While speaking to radio host Hugh Hewitt, the former president claimed that he may have the "biggest ever" silent majority, using a term that was popularized by former President Richard Nixon in 1969. He then made reference to the relatively large crowd turnout during last weekend's rally in Wildwood, New Jersey.

"I have a great silent majority … the term was very, very powerfully associated with Nixon, and I didn't want to be copying the term actually, so it's the great silent majority," President Trump said, adding that he believes that 107,000 people attended the Wildwood rally. The Epoch Times could not immediately authenticate that figure.

The former president in 2020 made similar claims about a silent majority turning out in droves for him during that year's election. But the term was famously used by President Nixon to refer to conservative voters who did not participate in the current political discourse at the time, later resurfacing in the campaigns of former President Ronald Reagan in the 1980s.

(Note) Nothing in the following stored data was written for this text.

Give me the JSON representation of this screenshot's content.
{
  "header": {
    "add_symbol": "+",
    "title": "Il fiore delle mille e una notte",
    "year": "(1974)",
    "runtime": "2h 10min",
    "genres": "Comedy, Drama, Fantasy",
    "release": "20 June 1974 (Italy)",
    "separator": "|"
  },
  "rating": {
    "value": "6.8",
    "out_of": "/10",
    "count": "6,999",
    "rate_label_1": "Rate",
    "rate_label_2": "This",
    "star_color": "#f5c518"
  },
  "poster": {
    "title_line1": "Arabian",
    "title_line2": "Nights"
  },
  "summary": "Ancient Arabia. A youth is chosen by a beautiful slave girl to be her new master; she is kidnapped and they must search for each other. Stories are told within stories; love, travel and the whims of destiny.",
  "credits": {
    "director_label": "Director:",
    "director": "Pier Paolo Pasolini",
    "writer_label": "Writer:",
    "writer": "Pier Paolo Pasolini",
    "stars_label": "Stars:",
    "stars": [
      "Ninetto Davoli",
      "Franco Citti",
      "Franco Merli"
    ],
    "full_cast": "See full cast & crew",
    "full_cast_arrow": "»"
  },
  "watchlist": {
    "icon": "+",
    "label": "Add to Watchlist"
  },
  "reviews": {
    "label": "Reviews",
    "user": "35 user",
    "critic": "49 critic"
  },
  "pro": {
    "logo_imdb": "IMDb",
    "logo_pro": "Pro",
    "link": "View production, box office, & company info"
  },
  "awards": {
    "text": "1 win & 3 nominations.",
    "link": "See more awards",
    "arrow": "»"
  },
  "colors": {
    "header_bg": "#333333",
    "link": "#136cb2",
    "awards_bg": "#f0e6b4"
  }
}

In his interview with Mr. Hewitt, the former president said that he believes inflation may cause some voters to cast ballots in favor of him, coming after the Labor Department released figures Wednesday showing that the consumer price index slightly eased in April.

"It's a lot of inflation when added to the inflation that we've suffered that's been so bad," President Trump said, likely referring to years of rising prices since the middle of the COVID-19 pandemic. "It's got to come down much more. That's a lot of inflation, their number they announced."

The former president's remarks on Wednesday come as a recent poll from Siena College shows that President Joe Biden is trialing the former president in five of six battleground states.

President Trump, notably, is ahead by 6 percentage points in Arizona, 11 points in Georgia, and 13 points in Nevada, the survey revealed. He's ahead about 3 points in Pennsylvania and 1 point in Wisconsin, while is down by 1 point to President Biden in Michigan. In the 2020 election, races were called for President Biden in all of those states mentioned in the Siena College survey.